Diesel-powered tower cranes now must have fire suppression and detection systems, officials said Friday. People in charge of operating and supervising these machines must also meet more stringent experience qualifications.
Authorities announced the new requirements following the conclusion of a more than two-year investigation into a July 2023 crane collapse that took place on Manhattan's West Side on a weekday morning. Officials said the machine was lifting 14,000 pounds of concrete atop a 45-story construction project on 10th Avenue and West 40th Street when a fire broke out on the crane’s deck, weakening the structure supporting its 165-foot-long boom. The boom peeled away from its base and plummeted to the ground, investigators found.
A report released Friday concluded the fire started when flammable hydraulic fuel oil sprayed out of a disconnected hose near the crane’s engine compartment and made contact with the hot surface on the deck. The fire quickly intensified and the operator could not put it out with the on-deck fire extinguisher, according to the report.
The operator was able to climb down to safety, but the wire rope holding up the boom gave way, injuring some other construction workers and grazing a neighboring building as it came crashing down, officials said. The street below was largely empty at the time, and no one was seriously wounded.
The crane was owned by New York Crane and Equipment Corp. and being leased and operated by Cross Country Construction LLC for the job, according to the buildings department. After the incident, the agency said it issued four safety violations to the project’s general contractor, Monadnock Construction Inc., and Cross Country. Of the three violations citing Monadnock, one was dismissed, the other was immediately rectified and the third is being challenged in court, according to the company.

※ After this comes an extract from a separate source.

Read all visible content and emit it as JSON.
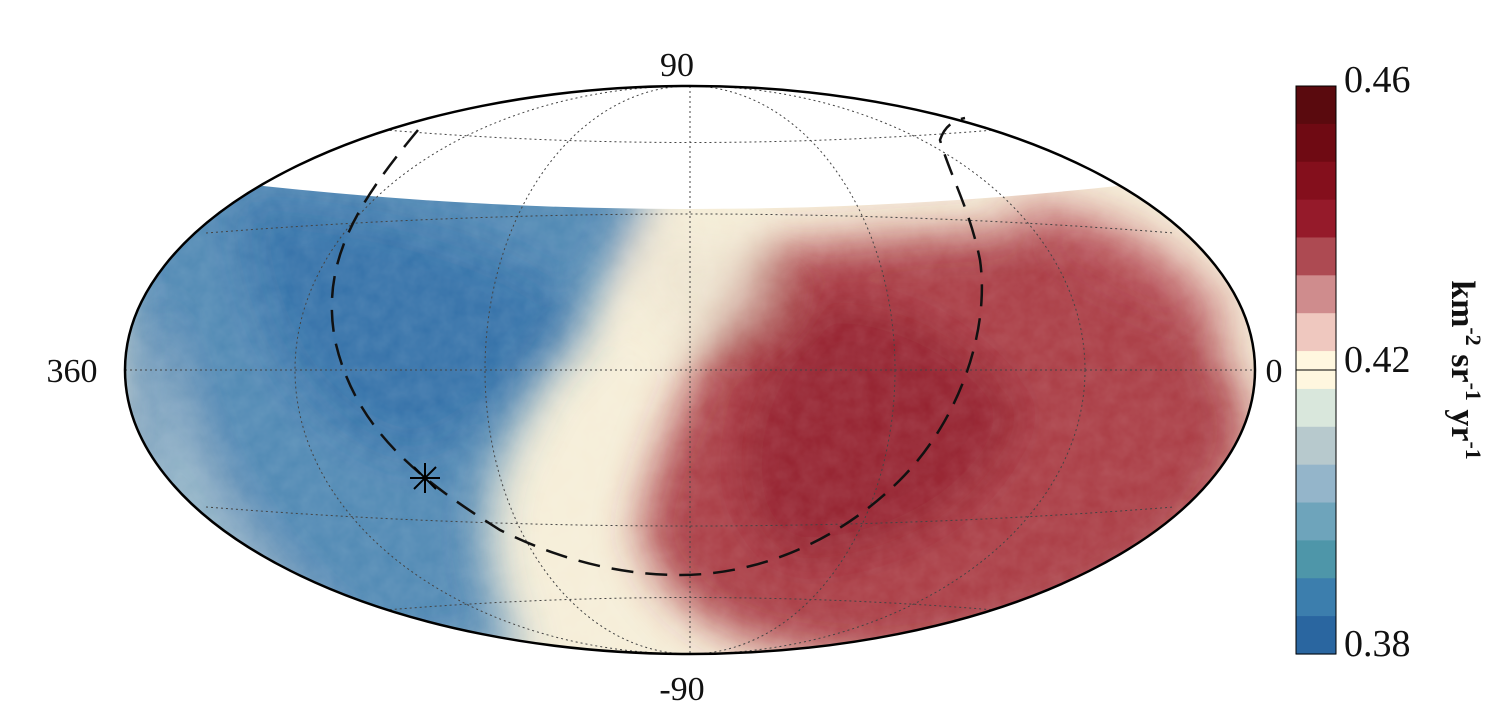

In a statement Friday, Buildings Commissioner Jimmy Oddo called the crane collapse “a singular nightmare scenario for the construction industry,” but said construction injuries and incidents are at their lowest level in more than a decade due to “rigorous enforcement of the city’s safety codes” and consistent reevaluations of those rules.

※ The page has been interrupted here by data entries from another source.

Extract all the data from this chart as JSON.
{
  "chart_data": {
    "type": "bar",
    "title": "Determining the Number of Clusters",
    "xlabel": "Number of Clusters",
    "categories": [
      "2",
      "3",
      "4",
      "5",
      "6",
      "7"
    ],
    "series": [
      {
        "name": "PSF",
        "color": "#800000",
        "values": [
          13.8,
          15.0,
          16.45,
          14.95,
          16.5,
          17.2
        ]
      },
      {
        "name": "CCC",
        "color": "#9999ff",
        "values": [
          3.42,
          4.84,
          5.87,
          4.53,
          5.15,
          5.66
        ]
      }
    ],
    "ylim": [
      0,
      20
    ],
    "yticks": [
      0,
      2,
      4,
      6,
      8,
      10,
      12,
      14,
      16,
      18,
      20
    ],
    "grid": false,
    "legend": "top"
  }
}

The investigation also analyzed similar collapses involving cranes from the same manufacturer, Favelle Favco, across the world. After two incidents in Australia in 2012 and 2016, the company recommended measures to their customers to help prevent crane fires and boom failures. The Department of Buildings found none of those recommendations were being followed by New York Crane and Equipment Corp. at the Midtown construction site.
The agency said it created a new license class in November 2024 for operators of smaller hoisting machines, requiring them to have more than 3,000 hours of experience and certain industry certifications. Previously, anyone could have operated these smaller lifts for delivery purposes, regardless of whether they had done so before, officials said.

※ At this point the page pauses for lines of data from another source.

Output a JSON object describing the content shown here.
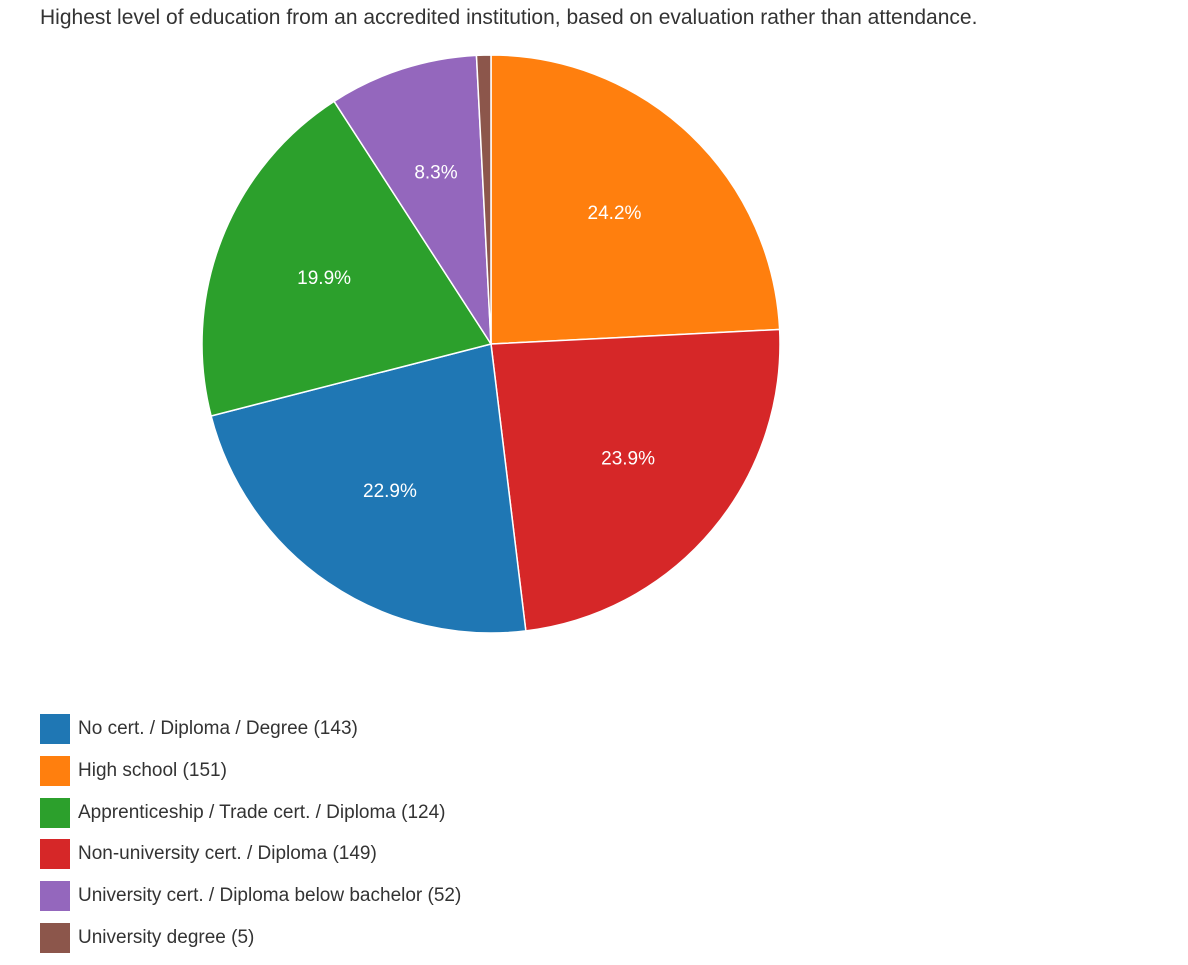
{
  "chart_data": {
    "type": "pie",
    "title": "Highest level of education from an accredited institution, based on evaluation rather than attendance.",
    "legend_position": "bottom-left",
    "slices": [
      {
        "name": "No cert. / Diploma / Degree",
        "value": 143,
        "legend_label": "No cert. / Diploma / Degree (143)",
        "percent_label": "22.9%",
        "color": "#1f77b4"
      },
      {
        "name": "High school",
        "value": 151,
        "legend_label": "High school (151)",
        "percent_label": "24.2%",
        "color": "#ff7f0e"
      },
      {
        "name": "Apprenticeship / Trade cert. / Diploma",
        "value": 124,
        "legend_label": "Apprenticeship / Trade cert. / Diploma (124)",
        "percent_label": "19.9%",
        "color": "#2ca02c"
      },
      {
        "name": "Non-university cert. / Diploma",
        "value": 149,
        "legend_label": "Non-university cert. / Diploma (149)",
        "percent_label": "23.9%",
        "color": "#d62728"
      },
      {
        "name": "University cert. / Diploma below bachelor",
        "value": 52,
        "legend_label": "University cert. / Diploma below bachelor (52)",
        "percent_label": "8.3%",
        "color": "#9467bd"
      },
      {
        "name": "University degree",
        "value": 5,
        "legend_label": "University degree (5)",
        "percent_label": "",
        "color": "#8c564b"
      }
    ]
  }
}
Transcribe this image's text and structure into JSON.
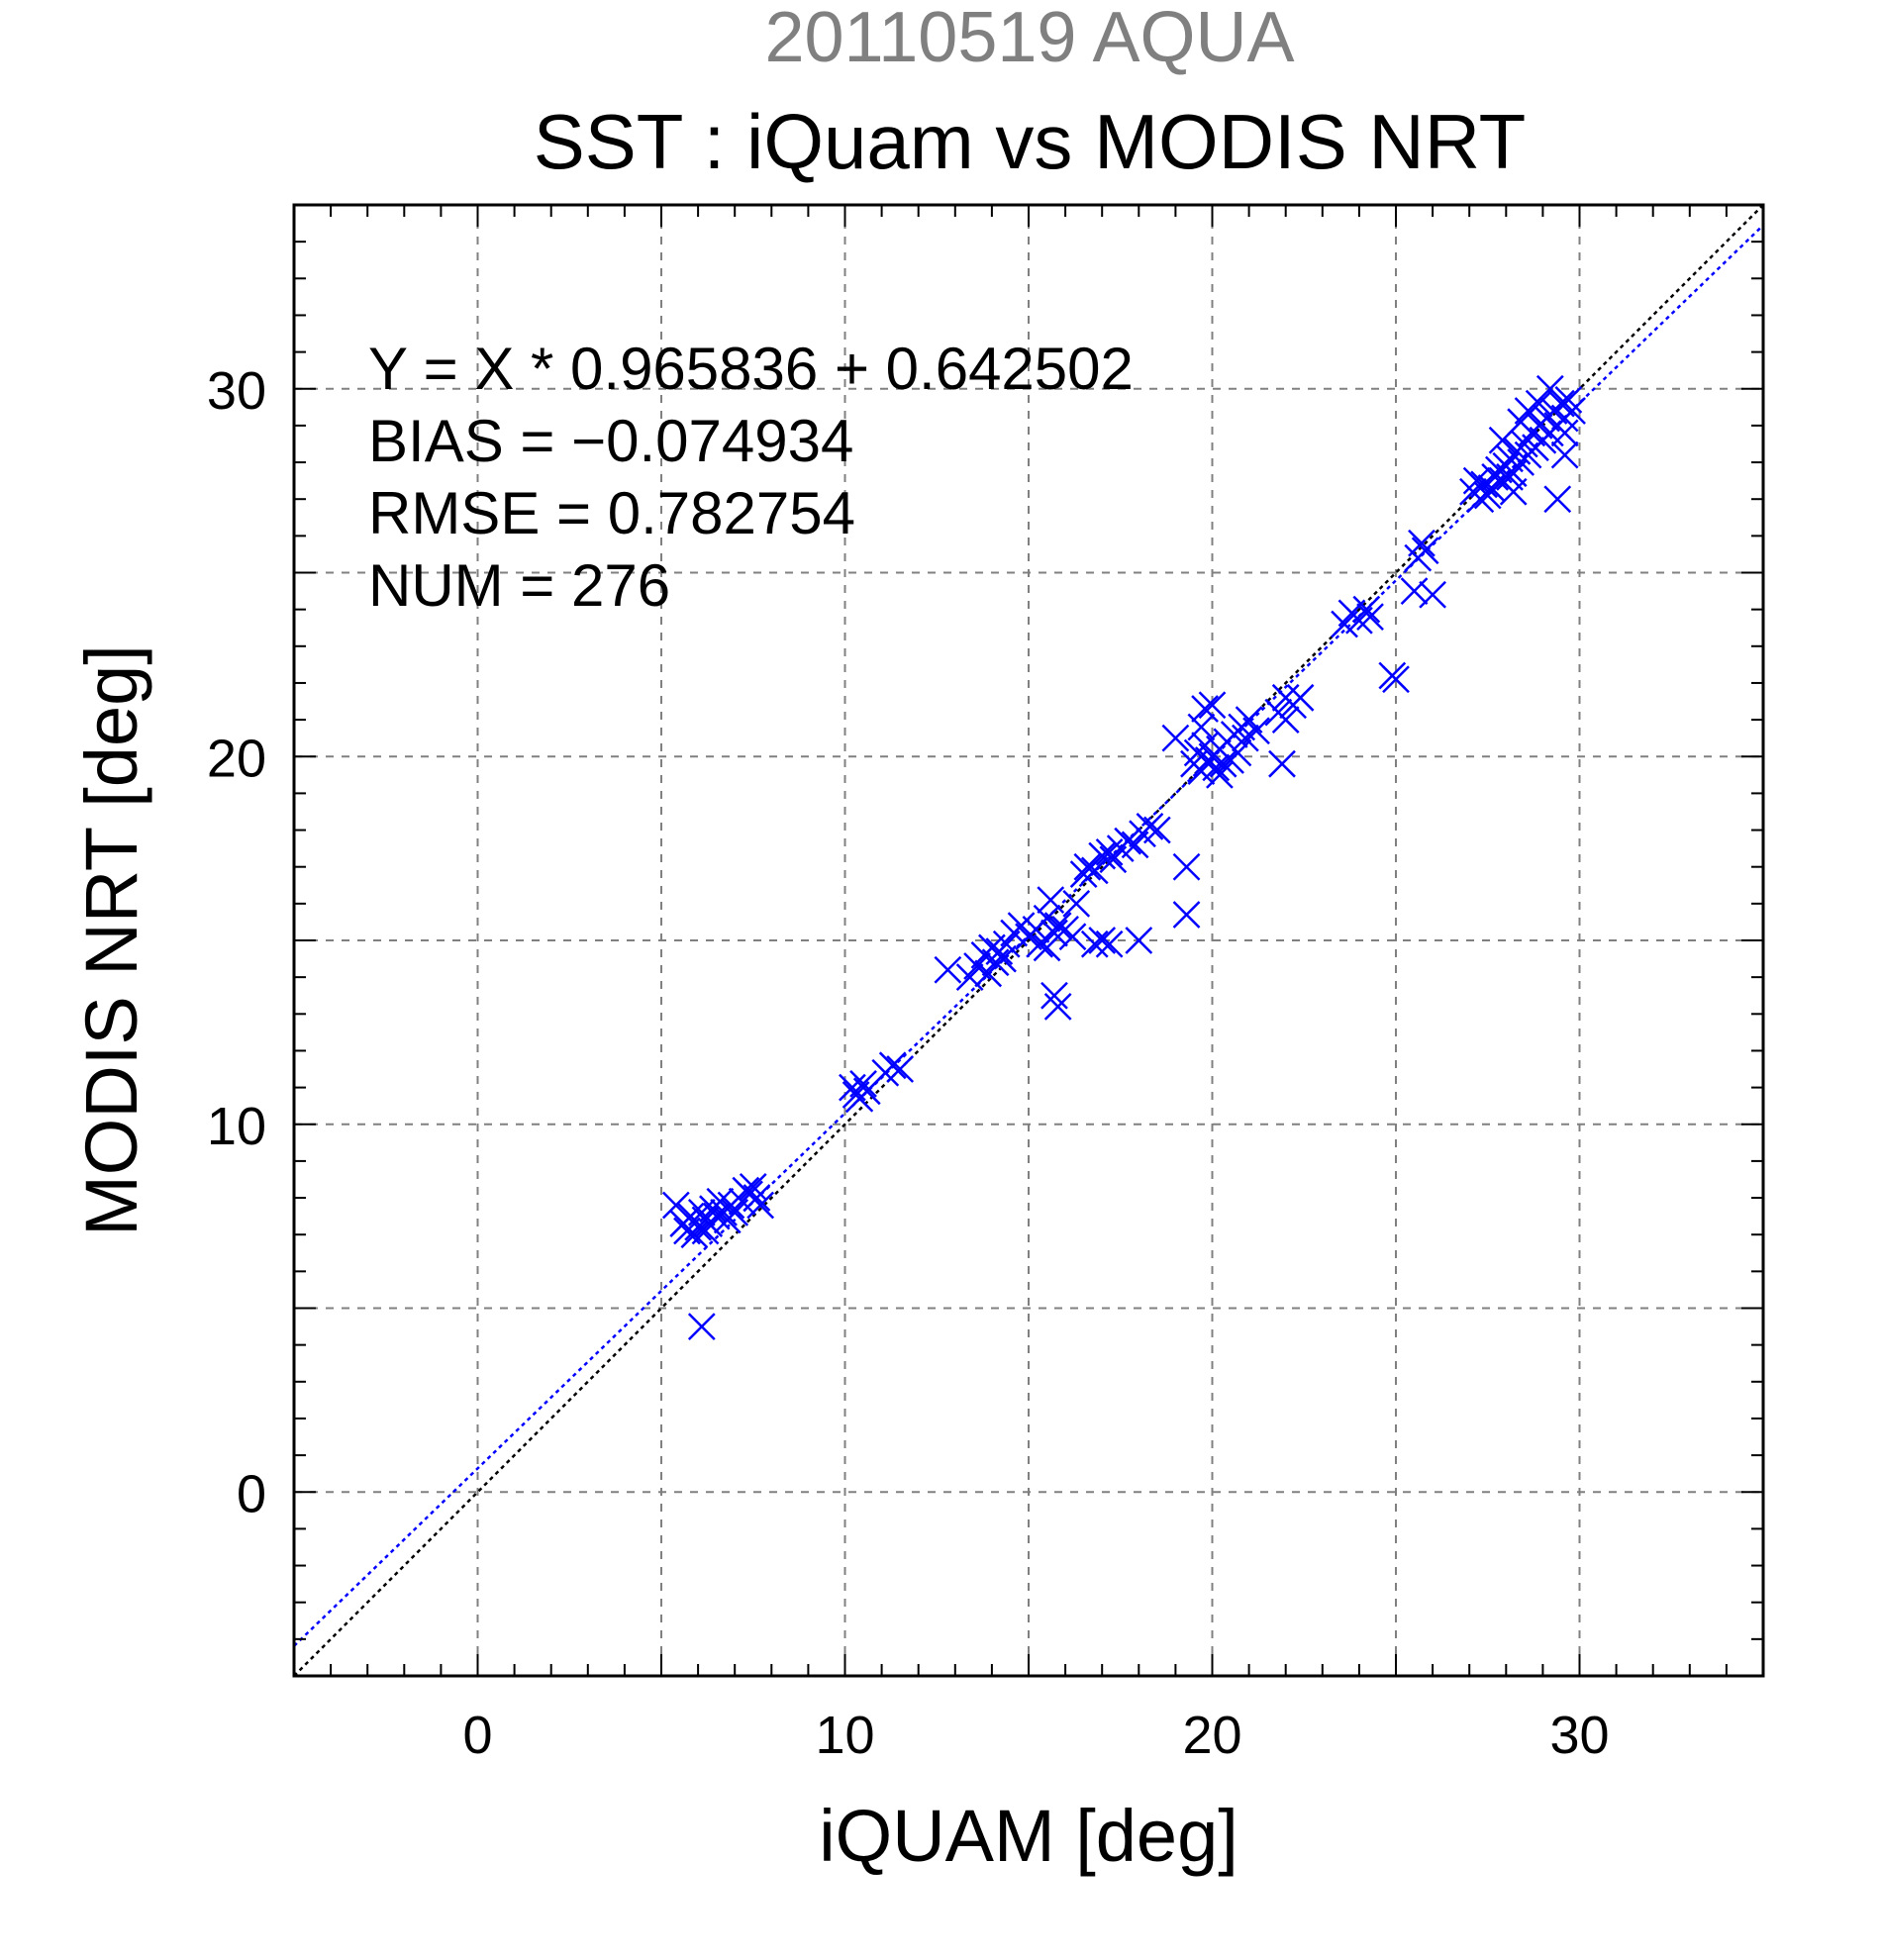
{
  "chart_data": {
    "type": "scatter",
    "title_top": "20110519 AQUA",
    "title": "SST : iQuam vs MODIS NRT",
    "xlabel": "iQUAM [deg]",
    "ylabel": "MODIS NRT [deg]",
    "xlim": [
      -5,
      35
    ],
    "ylim": [
      -5,
      35
    ],
    "x_ticks": [
      0,
      10,
      20,
      30
    ],
    "y_ticks": [
      0,
      10,
      20,
      30
    ],
    "x_tick_labels": [
      "0",
      "10",
      "20",
      "30"
    ],
    "y_tick_labels": [
      "0",
      "10",
      "20",
      "30"
    ],
    "grid": true,
    "stats": [
      "Y = X * 0.965836 + 0.642502",
      "BIAS = −0.074934",
      "RMSE = 0.782754",
      "NUM = 276"
    ],
    "lines": [
      {
        "kind": "identity",
        "slope": 1.0,
        "intercept": 0.0,
        "color": "#000000",
        "style": "dotted"
      },
      {
        "kind": "regression",
        "slope": 0.965836,
        "intercept": 0.642502,
        "color": "#0000ff",
        "style": "dotted"
      }
    ],
    "marker": "x",
    "marker_color": "#0000ff",
    "series": [
      {
        "points": [
          [
            5.4,
            7.8
          ],
          [
            5.6,
            7.3
          ],
          [
            5.8,
            7.5
          ],
          [
            5.9,
            7.0
          ],
          [
            6.0,
            7.2
          ],
          [
            6.1,
            7.6
          ],
          [
            6.2,
            7.1
          ],
          [
            6.3,
            7.3
          ],
          [
            6.4,
            7.7
          ],
          [
            6.5,
            7.5
          ],
          [
            6.6,
            7.9
          ],
          [
            6.7,
            7.6
          ],
          [
            6.8,
            7.4
          ],
          [
            6.9,
            7.8
          ],
          [
            7.0,
            7.6
          ],
          [
            7.2,
            7.9
          ],
          [
            7.4,
            8.1
          ],
          [
            7.5,
            8.3
          ],
          [
            7.6,
            8.0
          ],
          [
            7.7,
            7.8
          ],
          [
            7.3,
            8.2
          ],
          [
            6.1,
            4.5
          ],
          [
            5.7,
            7.1
          ],
          [
            6.2,
            7.4
          ],
          [
            10.2,
            11.0
          ],
          [
            10.3,
            10.8
          ],
          [
            10.5,
            11.1
          ],
          [
            10.4,
            10.7
          ],
          [
            11.1,
            11.4
          ],
          [
            11.3,
            11.6
          ],
          [
            11.5,
            11.5
          ],
          [
            10.6,
            10.9
          ],
          [
            12.8,
            14.2
          ],
          [
            13.4,
            14.0
          ],
          [
            13.6,
            14.3
          ],
          [
            13.8,
            14.6
          ],
          [
            13.9,
            14.1
          ],
          [
            14.0,
            14.8
          ],
          [
            14.1,
            14.4
          ],
          [
            14.2,
            14.7
          ],
          [
            14.3,
            14.5
          ],
          [
            14.4,
            14.9
          ],
          [
            14.6,
            15.2
          ],
          [
            14.8,
            15.4
          ],
          [
            15.0,
            15.1
          ],
          [
            15.2,
            15.3
          ],
          [
            15.3,
            14.9
          ],
          [
            15.5,
            15.6
          ],
          [
            15.6,
            16.1
          ],
          [
            15.7,
            15.2
          ],
          [
            15.8,
            15.4
          ],
          [
            16.0,
            15.3
          ],
          [
            16.2,
            15.1
          ],
          [
            15.5,
            14.8
          ],
          [
            15.7,
            13.5
          ],
          [
            15.8,
            13.2
          ],
          [
            16.3,
            16.0
          ],
          [
            16.5,
            16.8
          ],
          [
            16.6,
            17.0
          ],
          [
            16.8,
            16.9
          ],
          [
            17.0,
            17.3
          ],
          [
            17.2,
            17.4
          ],
          [
            17.3,
            17.2
          ],
          [
            17.5,
            17.5
          ],
          [
            17.7,
            17.7
          ],
          [
            17.9,
            17.6
          ],
          [
            18.1,
            17.9
          ],
          [
            18.3,
            18.1
          ],
          [
            18.5,
            18.0
          ],
          [
            16.8,
            14.9
          ],
          [
            17.0,
            15.0
          ],
          [
            17.2,
            14.9
          ],
          [
            18.0,
            15.0
          ],
          [
            19.3,
            17.0
          ],
          [
            19.3,
            15.7
          ],
          [
            19.0,
            20.5
          ],
          [
            19.5,
            19.8
          ],
          [
            19.6,
            20.1
          ],
          [
            19.7,
            19.6
          ],
          [
            19.8,
            20.3
          ],
          [
            19.9,
            19.9
          ],
          [
            20.0,
            20.0
          ],
          [
            20.1,
            19.7
          ],
          [
            20.2,
            20.2
          ],
          [
            20.3,
            19.8
          ],
          [
            20.4,
            20.4
          ],
          [
            20.5,
            19.9
          ],
          [
            20.6,
            20.6
          ],
          [
            20.7,
            20.1
          ],
          [
            20.8,
            20.8
          ],
          [
            20.9,
            20.5
          ],
          [
            21.0,
            21.0
          ],
          [
            21.2,
            20.7
          ],
          [
            19.8,
            21.3
          ],
          [
            20.0,
            21.4
          ],
          [
            20.2,
            19.5
          ],
          [
            19.7,
            20.8
          ],
          [
            21.8,
            21.2
          ],
          [
            22.0,
            21.0
          ],
          [
            22.2,
            21.4
          ],
          [
            22.4,
            21.6
          ],
          [
            21.9,
            19.8
          ],
          [
            22.0,
            21.6
          ],
          [
            23.6,
            23.6
          ],
          [
            23.8,
            23.9
          ],
          [
            24.0,
            23.7
          ],
          [
            24.2,
            24.0
          ],
          [
            24.3,
            23.8
          ],
          [
            24.9,
            22.2
          ],
          [
            25.0,
            22.1
          ],
          [
            25.6,
            25.4
          ],
          [
            25.7,
            25.8
          ],
          [
            25.8,
            25.6
          ],
          [
            25.5,
            24.5
          ],
          [
            26.0,
            24.4
          ],
          [
            27.1,
            27.2
          ],
          [
            27.3,
            27.0
          ],
          [
            27.4,
            27.4
          ],
          [
            27.5,
            27.1
          ],
          [
            27.6,
            27.3
          ],
          [
            27.7,
            27.6
          ],
          [
            27.8,
            27.8
          ],
          [
            27.9,
            27.5
          ],
          [
            28.0,
            27.9
          ],
          [
            28.1,
            28.1
          ],
          [
            28.2,
            27.7
          ],
          [
            28.3,
            28.3
          ],
          [
            28.4,
            28.0
          ],
          [
            28.5,
            28.5
          ],
          [
            28.6,
            28.2
          ],
          [
            28.7,
            28.8
          ],
          [
            28.8,
            28.4
          ],
          [
            28.9,
            29.0
          ],
          [
            29.0,
            28.6
          ],
          [
            29.1,
            29.2
          ],
          [
            29.2,
            28.8
          ],
          [
            29.3,
            29.4
          ],
          [
            29.4,
            29.0
          ],
          [
            29.5,
            29.6
          ],
          [
            29.6,
            29.2
          ],
          [
            29.7,
            29.7
          ],
          [
            29.8,
            29.4
          ],
          [
            28.2,
            27.2
          ],
          [
            29.6,
            28.2
          ],
          [
            29.4,
            27.0
          ],
          [
            28.6,
            29.4
          ],
          [
            28.9,
            29.6
          ],
          [
            29.2,
            30.0
          ],
          [
            27.9,
            28.6
          ],
          [
            28.4,
            29.1
          ],
          [
            29.6,
            28.8
          ],
          [
            28.1,
            27.6
          ],
          [
            27.2,
            27.5
          ]
        ]
      }
    ]
  }
}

A representative of New York Crane and Equipment Corp. declined to comment Friday.
James Yolles, a spokesperson for Monadnock, the general contractor on the project, said the report only mentions the company for “the decisive, life-saving action by our team on the day of the incident” and “notes that those efforts should set the standard for the construction industry.”
The other companies identified in the buildings department’s report did not immediately respond to inquiries.
This story has been updated with additional information.